May has arrived and Mother's Day is around the corner, but I'm still thinking of April . . . as in April one year ago! I was visiting Paris to run my first marathon and I squeezed in a side trip to Giverny, the site of Monet's family home and garden. My French friends were unsure as to whether there would be many blooms there so early in the season, but I made the half-day trip anyhow and I am still dreaming of the timeless beauty I saw there.
(You might also enjoy the garden stamps we've been inspired to use this spring! I share them at the bottom of this post.)
Giverny is a 45-minute train ride west of Paris, on the edge of Normandy. The small city of Vernon is the closest you can get by train, but tour buses waiting at the train station can take you and any little ones in tow the rest of the 15-minute trip to Giverny. I took the earliest train, which is an advantage if you want to catch the beauty while beating the crowd! I also needed to return to Paris by late afternoon to meet a friend but renting a bike would have been a beautiful way to enjoy the scenery along the way.

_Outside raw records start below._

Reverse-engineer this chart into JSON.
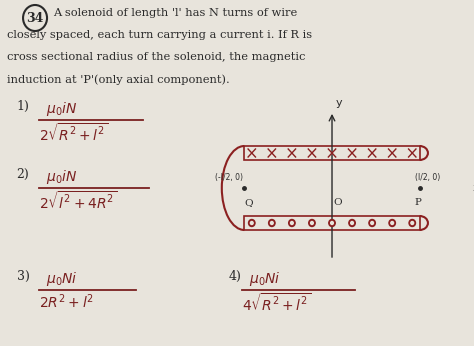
{
  "bg_color": "#e8e4dc",
  "text_color": "#7a2020",
  "title_color": "#1a1a1a",
  "question_num": "34",
  "lines": [
    "A solenoid of length 'l' has N turns of wire",
    "closely spaced, each turn carrying a current i. If R is",
    "cross sectional radius of the solenoid, the magnetic",
    "induction at 'P'(only axial component)."
  ],
  "diagram_color": "#8b2020",
  "axis_color": "#2a2a2a",
  "bg_color_inner": "#dedad2"
}
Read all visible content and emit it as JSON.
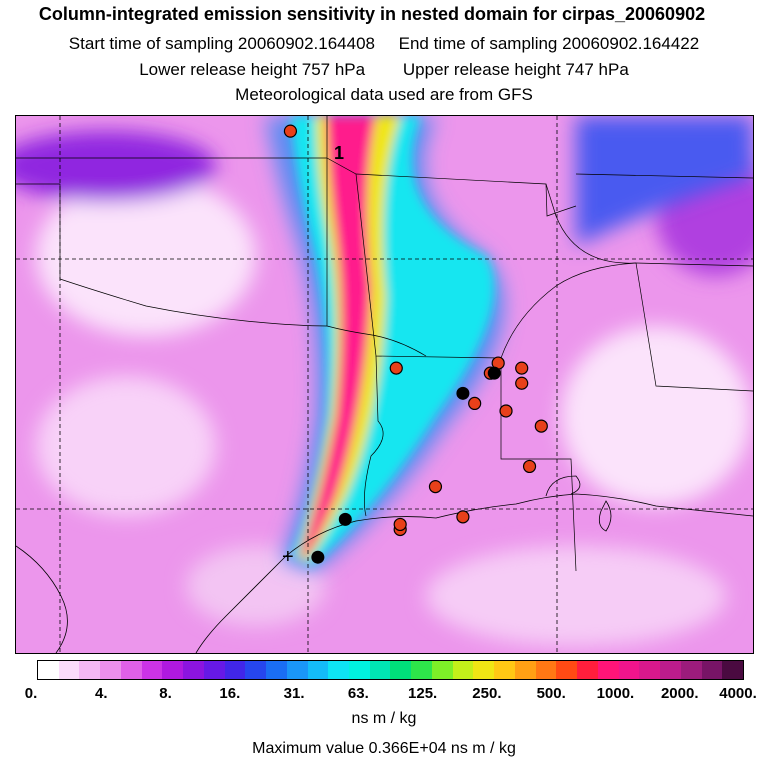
{
  "header": {
    "title": "Column-integrated emission sensitivity in nested domain for cirpas_20060902",
    "start_time": "Start time of sampling 20060902.164408",
    "end_time": "End time of sampling 20060902.164422",
    "lower_height": "Lower release height  757 hPa",
    "upper_height": "Upper release height  747 hPa",
    "met_data": "Meteorological data used are from GFS"
  },
  "map": {
    "plume_label": "1",
    "release_marker": "+",
    "colors": {
      "background": "#ee99ee",
      "low": "#fbe3fb",
      "plume_edge": "#00e6f0",
      "plume_core": "#ff1a8c"
    }
  },
  "colorbar": {
    "tick_labels": [
      "0.",
      "4.",
      "8.",
      "16.",
      "31.",
      "63.",
      "125.",
      "250.",
      "500.",
      "1000.",
      "2000.",
      "4000."
    ],
    "colors": [
      "#ffffff",
      "#fbdcfb",
      "#f4b8f4",
      "#ec8fec",
      "#e060e8",
      "#cc33e6",
      "#b019e0",
      "#8c14e0",
      "#6619e6",
      "#4126e8",
      "#2646ee",
      "#1a6ef4",
      "#1a96f8",
      "#14bcf8",
      "#0ee4f4",
      "#00f2e0",
      "#00e6b4",
      "#00e07a",
      "#2ee64a",
      "#7ef028",
      "#c4f01a",
      "#f0e614",
      "#ffc814",
      "#ffa014",
      "#ff7814",
      "#ff4a14",
      "#ff1e3c",
      "#ff1478",
      "#f0148c",
      "#d8188c",
      "#bc1c8c",
      "#9c1c7c",
      "#781466",
      "#4a0a40"
    ],
    "units": "ns m / kg",
    "max_value": "Maximum value  0.366E+04 ns m / kg"
  },
  "sites": {
    "red": [
      [
        97.8,
        44.3
      ],
      [
        95.1,
        34.9
      ],
      [
        92.7,
        34.7
      ],
      [
        92.5,
        35.1
      ],
      [
        91.9,
        34.3
      ],
      [
        91.9,
        34.9
      ],
      [
        94.1,
        30.2
      ],
      [
        92.3,
        33.2
      ],
      [
        91.4,
        32.6
      ],
      [
        91.7,
        31.0
      ],
      [
        95.0,
        28.5
      ],
      [
        95.0,
        28.7
      ],
      [
        93.4,
        29.0
      ],
      [
        93.1,
        33.5
      ]
    ],
    "black": [
      [
        96.4,
        28.9
      ],
      [
        92.6,
        34.7
      ],
      [
        93.4,
        33.9
      ],
      [
        97.1,
        27.4
      ]
    ]
  }
}
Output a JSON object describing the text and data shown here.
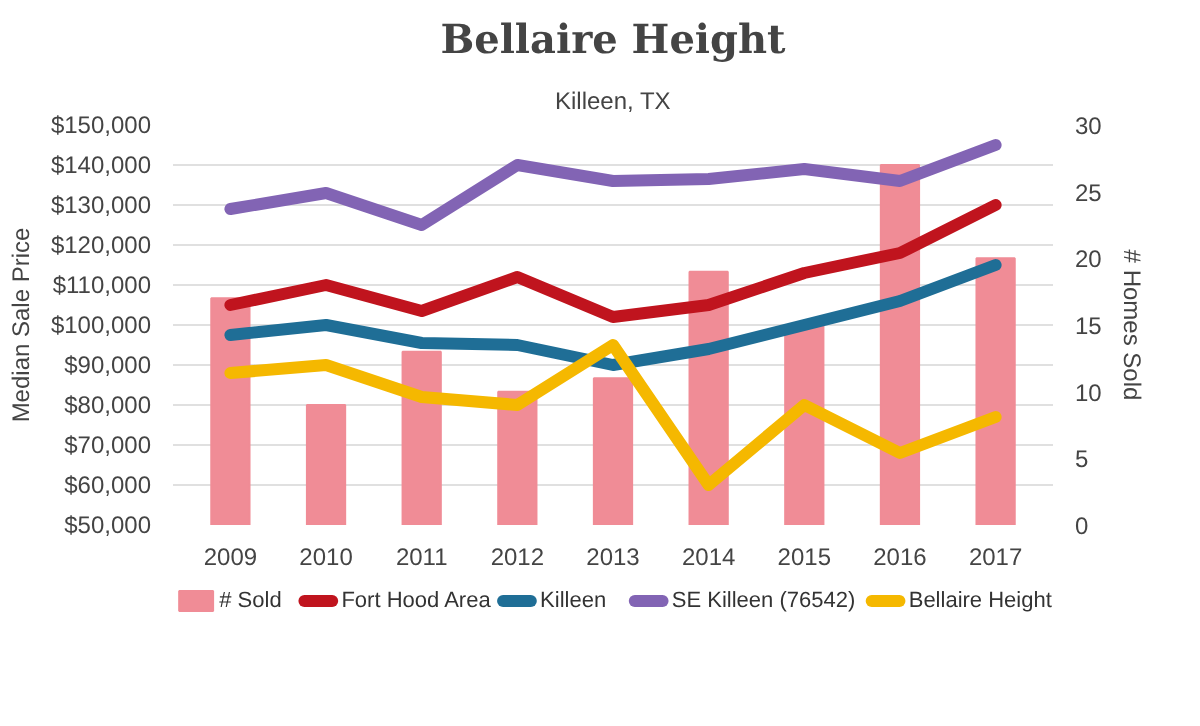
{
  "chart_data": {
    "type": "line",
    "title": "Bellaire Height",
    "subtitle": "Killeen, TX",
    "ylabel": "Median Sale Price",
    "y2label": "# Homes Sold",
    "categories": [
      "2009",
      "2010",
      "2011",
      "2012",
      "2013",
      "2014",
      "2015",
      "2016",
      "2017"
    ],
    "series": [
      {
        "name": "# Sold",
        "type": "bar",
        "axis": "y2",
        "color": "#f08c96",
        "values": [
          17,
          9,
          13,
          10,
          11,
          19,
          15,
          27,
          20
        ]
      },
      {
        "name": "Fort Hood Area",
        "color": "#c0141e",
        "values": [
          105000,
          110000,
          103500,
          112000,
          102000,
          105000,
          113000,
          118000,
          130000
        ]
      },
      {
        "name": "Killeen",
        "color": "#1f6e96",
        "values": [
          97500,
          100000,
          95500,
          95000,
          90000,
          94000,
          100000,
          106000,
          115000
        ]
      },
      {
        "name": "SE Killeen (76542)",
        "color": "#8264b4",
        "values": [
          129000,
          133000,
          125000,
          140000,
          136000,
          136500,
          139000,
          136000,
          145000
        ]
      },
      {
        "name": "Bellaire Height",
        "color": "#f5b800",
        "values": [
          88000,
          90000,
          82000,
          80000,
          95000,
          60000,
          80000,
          68000,
          77000
        ]
      }
    ],
    "ylim": [
      50000,
      150000
    ],
    "yticks": [
      {
        "value": 50000,
        "label": "$50,000"
      },
      {
        "value": 60000,
        "label": "$60,000"
      },
      {
        "value": 70000,
        "label": "$70,000"
      },
      {
        "value": 80000,
        "label": "$80,000"
      },
      {
        "value": 90000,
        "label": "$90,000"
      },
      {
        "value": 100000,
        "label": "$100,000"
      },
      {
        "value": 110000,
        "label": "$110,000"
      },
      {
        "value": 120000,
        "label": "$120,000"
      },
      {
        "value": 130000,
        "label": "$130,000"
      },
      {
        "value": 140000,
        "label": "$140,000"
      },
      {
        "value": 150000,
        "label": "$150,000"
      }
    ],
    "y2lim": [
      0,
      30
    ],
    "y2ticks": [
      0,
      5,
      10,
      15,
      20,
      25,
      30
    ],
    "grid": "y",
    "legend": "bottom",
    "marker": "none",
    "line_style": "solid"
  }
}
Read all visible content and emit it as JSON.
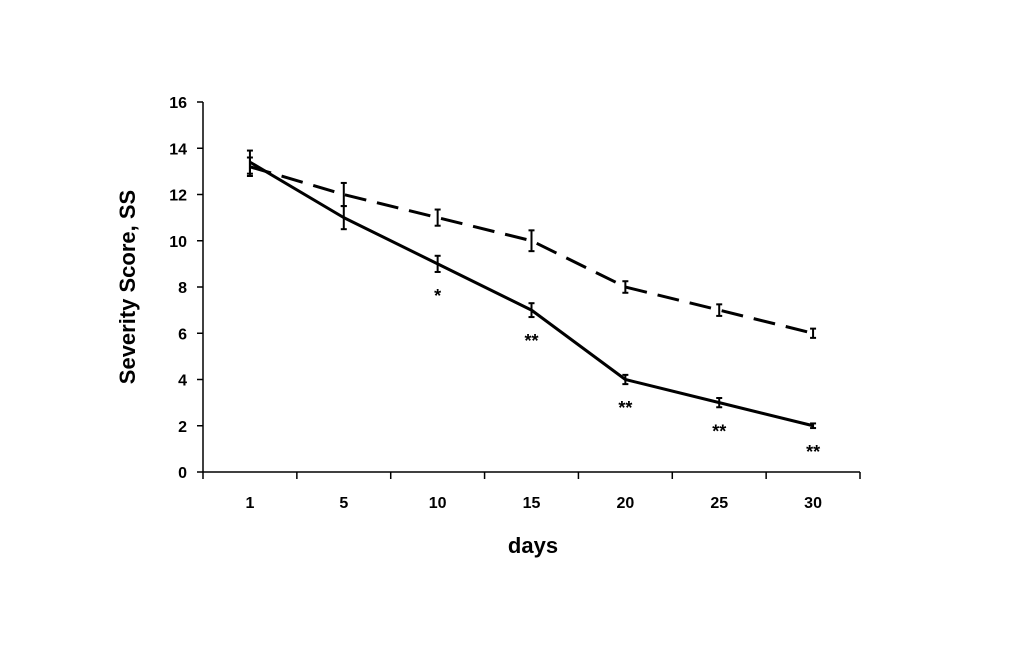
{
  "chart_data": {
    "type": "line",
    "title": "",
    "xlabel": "days",
    "ylabel": "Severity Score, SS",
    "categories": [
      "1",
      "5",
      "10",
      "15",
      "20",
      "25",
      "30"
    ],
    "ylim": [
      0,
      16
    ],
    "yticks": [
      0,
      2,
      4,
      6,
      8,
      10,
      12,
      14,
      16
    ],
    "grid": false,
    "legend": "none",
    "series": [
      {
        "style": "solid",
        "color": "#000000",
        "values": [
          13.4,
          11.0,
          9.0,
          7.0,
          4.0,
          3.0,
          2.0
        ],
        "errors": [
          0.5,
          0.5,
          0.35,
          0.3,
          0.2,
          0.2,
          0.1
        ]
      },
      {
        "style": "dashed",
        "color": "#000000",
        "values": [
          13.2,
          12.0,
          11.0,
          10.0,
          8.0,
          7.0,
          6.0
        ],
        "errors": [
          0.4,
          0.5,
          0.35,
          0.45,
          0.25,
          0.25,
          0.2
        ]
      }
    ],
    "annotations": [
      "",
      "",
      "*",
      "**",
      "**",
      "**",
      "**"
    ]
  }
}
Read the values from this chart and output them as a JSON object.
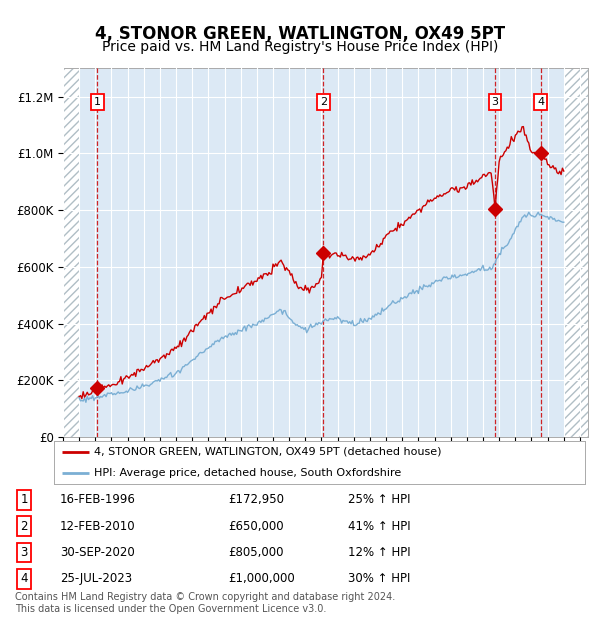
{
  "title": "4, STONOR GREEN, WATLINGTON, OX49 5PT",
  "subtitle": "Price paid vs. HM Land Registry's House Price Index (HPI)",
  "title_fontsize": 12,
  "subtitle_fontsize": 10,
  "ylim": [
    0,
    1300000
  ],
  "xlim_start": 1994.0,
  "xlim_end": 2026.5,
  "data_start": 1995.0,
  "data_end": 2025.0,
  "background_color": "#ffffff",
  "plot_bg_color": "#dce9f5",
  "hatch_color": "#b0bec5",
  "grid_color": "#ffffff",
  "red_line_color": "#cc0000",
  "blue_line_color": "#7bafd4",
  "sale_dates": [
    1996.12,
    2010.12,
    2020.75,
    2023.56
  ],
  "sale_prices": [
    172950,
    650000,
    805000,
    1000000
  ],
  "sale_labels": [
    "1",
    "2",
    "3",
    "4"
  ],
  "legend_entries": [
    "4, STONOR GREEN, WATLINGTON, OX49 5PT (detached house)",
    "HPI: Average price, detached house, South Oxfordshire"
  ],
  "table_rows": [
    [
      "1",
      "16-FEB-1996",
      "£172,950",
      "25% ↑ HPI"
    ],
    [
      "2",
      "12-FEB-2010",
      "£650,000",
      "41% ↑ HPI"
    ],
    [
      "3",
      "30-SEP-2020",
      "£805,000",
      "12% ↑ HPI"
    ],
    [
      "4",
      "25-JUL-2023",
      "£1,000,000",
      "30% ↑ HPI"
    ]
  ],
  "footer": "Contains HM Land Registry data © Crown copyright and database right 2024.\nThis data is licensed under the Open Government Licence v3.0.",
  "hpi_anchors": [
    [
      1995.0,
      130000
    ],
    [
      1996.0,
      140000
    ],
    [
      1997.0,
      152000
    ],
    [
      1998.0,
      163000
    ],
    [
      1999.0,
      178000
    ],
    [
      2000.0,
      200000
    ],
    [
      2001.0,
      225000
    ],
    [
      2002.0,
      270000
    ],
    [
      2003.0,
      315000
    ],
    [
      2004.0,
      355000
    ],
    [
      2005.0,
      375000
    ],
    [
      2006.0,
      400000
    ],
    [
      2007.0,
      430000
    ],
    [
      2007.5,
      450000
    ],
    [
      2008.0,
      420000
    ],
    [
      2008.5,
      395000
    ],
    [
      2009.0,
      375000
    ],
    [
      2009.5,
      390000
    ],
    [
      2010.0,
      405000
    ],
    [
      2010.5,
      415000
    ],
    [
      2011.0,
      415000
    ],
    [
      2011.5,
      405000
    ],
    [
      2012.0,
      400000
    ],
    [
      2012.5,
      410000
    ],
    [
      2013.0,
      415000
    ],
    [
      2013.5,
      430000
    ],
    [
      2014.0,
      455000
    ],
    [
      2014.5,
      475000
    ],
    [
      2015.0,
      490000
    ],
    [
      2015.5,
      505000
    ],
    [
      2016.0,
      520000
    ],
    [
      2016.5,
      530000
    ],
    [
      2017.0,
      545000
    ],
    [
      2017.5,
      555000
    ],
    [
      2018.0,
      565000
    ],
    [
      2018.5,
      565000
    ],
    [
      2019.0,
      575000
    ],
    [
      2019.5,
      585000
    ],
    [
      2020.0,
      595000
    ],
    [
      2020.5,
      590000
    ],
    [
      2021.0,
      640000
    ],
    [
      2021.5,
      680000
    ],
    [
      2022.0,
      730000
    ],
    [
      2022.5,
      775000
    ],
    [
      2023.0,
      790000
    ],
    [
      2023.5,
      785000
    ],
    [
      2024.0,
      775000
    ],
    [
      2024.5,
      765000
    ],
    [
      2025.0,
      760000
    ]
  ],
  "price_anchors": [
    [
      1995.0,
      145000
    ],
    [
      1995.5,
      155000
    ],
    [
      1996.0,
      162000
    ],
    [
      1996.12,
      172950
    ],
    [
      1997.0,
      185000
    ],
    [
      1998.0,
      210000
    ],
    [
      1999.0,
      240000
    ],
    [
      2000.0,
      278000
    ],
    [
      2001.0,
      315000
    ],
    [
      2002.0,
      375000
    ],
    [
      2003.0,
      435000
    ],
    [
      2004.0,
      490000
    ],
    [
      2005.0,
      520000
    ],
    [
      2006.0,
      555000
    ],
    [
      2007.0,
      590000
    ],
    [
      2007.5,
      620000
    ],
    [
      2008.0,
      580000
    ],
    [
      2008.5,
      535000
    ],
    [
      2009.0,
      510000
    ],
    [
      2009.5,
      530000
    ],
    [
      2010.0,
      555000
    ],
    [
      2010.12,
      650000
    ],
    [
      2010.5,
      640000
    ],
    [
      2011.0,
      645000
    ],
    [
      2011.5,
      635000
    ],
    [
      2012.0,
      625000
    ],
    [
      2012.5,
      635000
    ],
    [
      2013.0,
      645000
    ],
    [
      2013.5,
      670000
    ],
    [
      2014.0,
      705000
    ],
    [
      2014.5,
      735000
    ],
    [
      2015.0,
      755000
    ],
    [
      2015.5,
      775000
    ],
    [
      2016.0,
      800000
    ],
    [
      2016.5,
      820000
    ],
    [
      2017.0,
      845000
    ],
    [
      2017.5,
      860000
    ],
    [
      2018.0,
      870000
    ],
    [
      2018.5,
      875000
    ],
    [
      2019.0,
      885000
    ],
    [
      2019.5,
      900000
    ],
    [
      2020.0,
      920000
    ],
    [
      2020.5,
      935000
    ],
    [
      2020.75,
      805000
    ],
    [
      2021.0,
      980000
    ],
    [
      2021.5,
      1020000
    ],
    [
      2022.0,
      1060000
    ],
    [
      2022.5,
      1090000
    ],
    [
      2023.0,
      1000000
    ],
    [
      2023.56,
      1000000
    ],
    [
      2024.0,
      960000
    ],
    [
      2024.5,
      940000
    ],
    [
      2025.0,
      930000
    ]
  ]
}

Giverny is a narrow, almost one-street village that seems virtually unchanged since Monet's time except for a sleek new museum and a handful of quaint art boutiques. I found Monet's home and garden at the end of a simple road, but even this short walk was stunning, following a meandering stream and spring flowers. Monet's garden itself is breathtaking! Nearly every bit of ground seemed to be blooming, even in early April.
Above all, there were so many tulips, but also Narcissus, Daffodils, Pansies, and bursts of sweet colors everywhere.
You can walk south of the main garden to the pond, which inspired Monet's famous water lilies paintings made when he was in his last years, losing his eyesight.
Today, children up to age 7 can visit the garden for free, which is wonderful. I can't wait to bring my children to this garden someday soon, because it's really the place of dreams--at least before the high tourist season!
Honestly, I suspect Giverny is more stunning now than it was in Monet's time. I saw multiple gardeners working while I was there, including some young teens learning how to care for the garden beds. It was sweet to see them alongside the more experienced gardeners!
Monet's family home is also open to tour (included with the garden admission fee), and it offers a beautiful glimpse of the decor of a well-to-do family home circa 1870.
Half a million visitors come to Giverny each year now. I don't blame them--the beauty is inspiring!
Monet's home has vibrant green trim--it's so daring but somehow it works! The interior is long and trailing; the creaky narrow stairs contrast with its high ceilings and airy bedrooms.
Overall, I was thrilled to have finally visited Giverny and found it as beautiful and inspiring as I had hoped. Add it to your bucket list if you haven't had a chance to visit there yet!
The set includes 25 stamps and two tiny ink pads in green and pink. Designed by Coralie Bickford-Smith, the stamps are intended as little building blocks for creating plants and flowers.
My children and I enjoyed creating unique flowers using one stamp to overlay another. It was a bit tricky not to push too hard and get the stamp block outline, however! One other caveat: Take a photo of the original stamp layout in the box before you start so you can fit them all back in when you are done. Aspiring artists little and big will like PA Press' architectural Stampville stamp set too. It's designed by French artist Aurélie Débat.
I encourage my three-year-old to wipe his stamps on a damp paper towel before changing ink pads to keep the ink colors from blending. I think Claude Monet would have rather liked the watercolor results!
What are your garden goals this spring?
Do you have a garden that you love to visit?